She won’t relish witnessing John William King, 44, succumb to a cocktail of
injected lethal fluids but said it’s a necessary step in the long saga of her
brother’s murder. King and 2 other accomplices were convicted in the murder of
Taylor’s brother, James Byrd, Jr., 2 decades ago in Jasper, Texas.
“It’s a very, very sad time,” Taylor, 71, said. “You don’t feel any
satisfaction in observing this but it is absolutely necessary to send a
message: Hate crimes – especially this type of savagery – will not be tolerated
in our society.”
King is scheduled to die on Wednesday for the 1998 death of Byrd. In the early
morning hours of June 7, 1998, King and two other men beat Byrd, 49, chained
him to the back of a pickup truck and dragged him for three miles down a
logging road in Jasper County, tearing his body apart. Prosecutors said the men
did it because Byrd was black.
The gruesome death sparked worldwide outrage and is still considered one of the
grisliest racial killings in American history.

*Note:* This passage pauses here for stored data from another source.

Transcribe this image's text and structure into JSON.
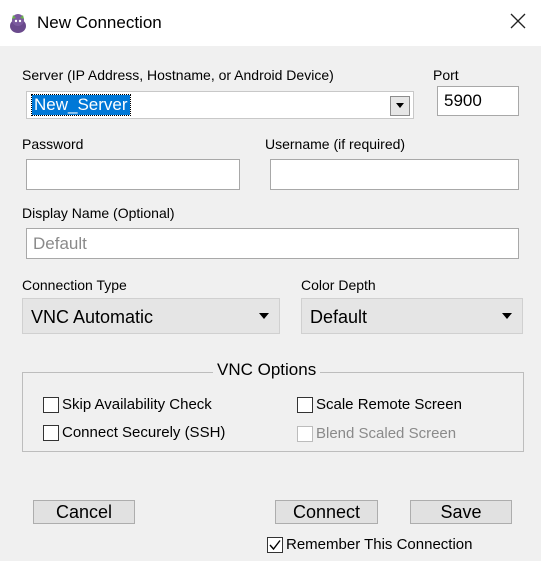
{
  "window": {
    "title": "New Connection",
    "app_icon": "vnc-app-icon",
    "close_icon": "close-icon"
  },
  "server": {
    "label": "Server (IP Address, Hostname, or Android Device)",
    "value": "New_Server",
    "dropdown_icon": "chevron-down-icon"
  },
  "port": {
    "label": "Port",
    "value": "5900"
  },
  "password": {
    "label": "Password",
    "value": ""
  },
  "username": {
    "label": "Username (if required)",
    "value": ""
  },
  "display_name": {
    "label": "Display Name (Optional)",
    "placeholder": "Default",
    "value": ""
  },
  "connection_type": {
    "label": "Connection Type",
    "selected": "VNC Automatic"
  },
  "color_depth": {
    "label": "Color Depth",
    "selected": "Default"
  },
  "vnc_options": {
    "title": "VNC Options",
    "skip_availability": {
      "label": "Skip Availability Check",
      "checked": false
    },
    "connect_securely": {
      "label": "Connect Securely (SSH)",
      "checked": false
    },
    "scale_remote": {
      "label": "Scale Remote Screen",
      "checked": false
    },
    "blend_scaled": {
      "label": "Blend Scaled Screen",
      "checked": false,
      "enabled": false
    }
  },
  "buttons": {
    "cancel": "Cancel",
    "connect": "Connect",
    "save": "Save"
  },
  "remember": {
    "label": "Remember This Connection",
    "checked": true
  },
  "colors": {
    "selection": "#0078d7",
    "background": "#f0f0f0"
  }
}
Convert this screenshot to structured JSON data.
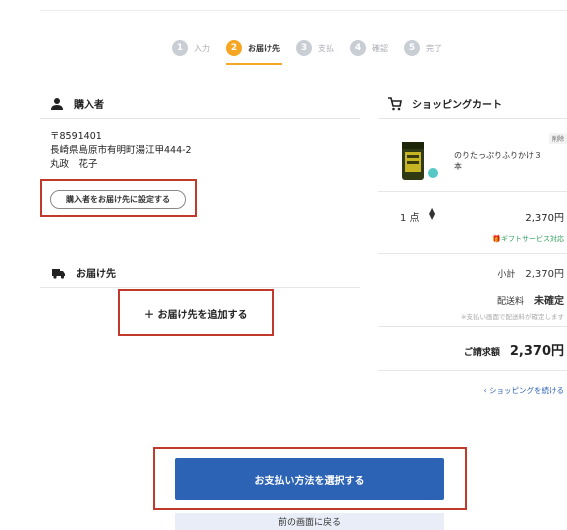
{
  "steps": [
    {
      "num": "1",
      "label": "入力"
    },
    {
      "num": "2",
      "label": "お届け先"
    },
    {
      "num": "3",
      "label": "支払"
    },
    {
      "num": "4",
      "label": "確認"
    },
    {
      "num": "5",
      "label": "完了"
    }
  ],
  "buyer": {
    "title": "購入者",
    "postal": "〒8591401",
    "address": "長崎県島原市有明町湯江甲444-2",
    "name": "丸政　花子",
    "set_button": "購入者をお届け先に設定する"
  },
  "delivery": {
    "title": "お届け先",
    "add_label": "＋ お届け先を追加する"
  },
  "cart": {
    "title": "ショッピングカート",
    "item": {
      "badge": "削除",
      "name": "のりたっぷりふりかけ３本",
      "quantity": "1 点",
      "price": "2,370円",
      "gift": "🎁ギフトサービス対応"
    },
    "subtotal_label": "小計",
    "subtotal_value": "2,370円",
    "shipping_label": "配送料",
    "shipping_value": "未確定",
    "shipping_note": "※支払い画面で配送料が確定します",
    "total_label": "ご請求額",
    "total_value": "2,370円",
    "continue_label": "‹ ショッピングを続ける"
  },
  "actions": {
    "primary": "お支払い方法を選択する",
    "back": "前の画面に戻る"
  },
  "colors": {
    "accent": "#f5a623",
    "primary": "#2c63b5",
    "highlight": "#c0392b",
    "gift": "#2e9e5b"
  }
}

One of the other men involved, Lawrence Russell Brewer, was executed in 2011,
and the third participant, Shawn Allen Berry, was sentenced to life in prison.
King, believed to be the incident's ringleader, had a final round of appeals
denied by the U.S. Supreme Court in October.

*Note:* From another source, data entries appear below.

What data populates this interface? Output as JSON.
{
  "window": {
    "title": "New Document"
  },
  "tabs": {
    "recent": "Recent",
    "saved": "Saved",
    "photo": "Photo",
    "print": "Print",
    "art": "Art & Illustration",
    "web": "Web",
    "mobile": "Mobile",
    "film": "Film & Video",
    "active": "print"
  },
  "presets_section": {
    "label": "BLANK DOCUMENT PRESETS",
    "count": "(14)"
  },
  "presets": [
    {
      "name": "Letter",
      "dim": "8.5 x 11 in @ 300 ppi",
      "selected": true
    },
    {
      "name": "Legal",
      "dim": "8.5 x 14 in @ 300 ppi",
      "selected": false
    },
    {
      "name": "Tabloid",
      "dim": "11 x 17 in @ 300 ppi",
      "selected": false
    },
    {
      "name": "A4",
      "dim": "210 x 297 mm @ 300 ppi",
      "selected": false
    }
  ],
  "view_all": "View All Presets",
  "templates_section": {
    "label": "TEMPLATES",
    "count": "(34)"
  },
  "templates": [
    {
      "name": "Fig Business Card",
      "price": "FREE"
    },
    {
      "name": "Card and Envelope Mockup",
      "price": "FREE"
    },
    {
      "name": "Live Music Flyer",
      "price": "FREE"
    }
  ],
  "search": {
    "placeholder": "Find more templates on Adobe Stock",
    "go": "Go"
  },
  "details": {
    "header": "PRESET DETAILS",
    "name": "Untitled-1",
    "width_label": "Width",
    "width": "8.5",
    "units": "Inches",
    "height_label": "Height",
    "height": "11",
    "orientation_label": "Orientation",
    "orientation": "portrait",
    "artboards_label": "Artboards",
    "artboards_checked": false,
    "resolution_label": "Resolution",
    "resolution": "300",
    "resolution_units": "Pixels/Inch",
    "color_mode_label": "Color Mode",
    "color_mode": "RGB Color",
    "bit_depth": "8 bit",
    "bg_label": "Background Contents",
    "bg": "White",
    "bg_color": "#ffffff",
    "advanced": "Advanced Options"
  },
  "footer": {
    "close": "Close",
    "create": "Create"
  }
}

The murder shook Jasper, Texas, a city of 7,600 people about 140 miles
northeast of Houston, and garnered national and international attention. Black
Panther militants and Klu Klux Klansmen descended onto the town, revving for
conflict.
But the Byrd family urged peace and asked that justice be allowed to run its
course, Taylor said.
“We didn’t want James’ death to lead to more violence. That was our goal,” she
said. “Just let the judicial system do what needs to be done.”
Cooperation between the city's religious and law enforcement leaders also
helped keep the peace, said Mia Moody-Ramirez, a Baylor University professor
and researcher who, along with Cassy Burleson, has studied the impact of Byrd's
murder on Jasper.
Though King's execution could bring some closure, the murder will live on in
the city's DNA, Moody-Ramirez said.
"They might say, 'Ok, this person has been executed, we could move on,'" she
said. "But people won’t ever forget."
A year after the murder, the family created the Byrd Foundation for Racial
Healing, which raises money for diversity training, scholarships and other
endeavors. It raised money for playground equipment at James Byrd Jr, Memorial
Park, located less than a mile from where her brother was picked up that
morning in 1998, Taylor said.
On most days there, you could see children of all races and ethnicities playing
together, pint-sized proof of the foundation’s goals, she said.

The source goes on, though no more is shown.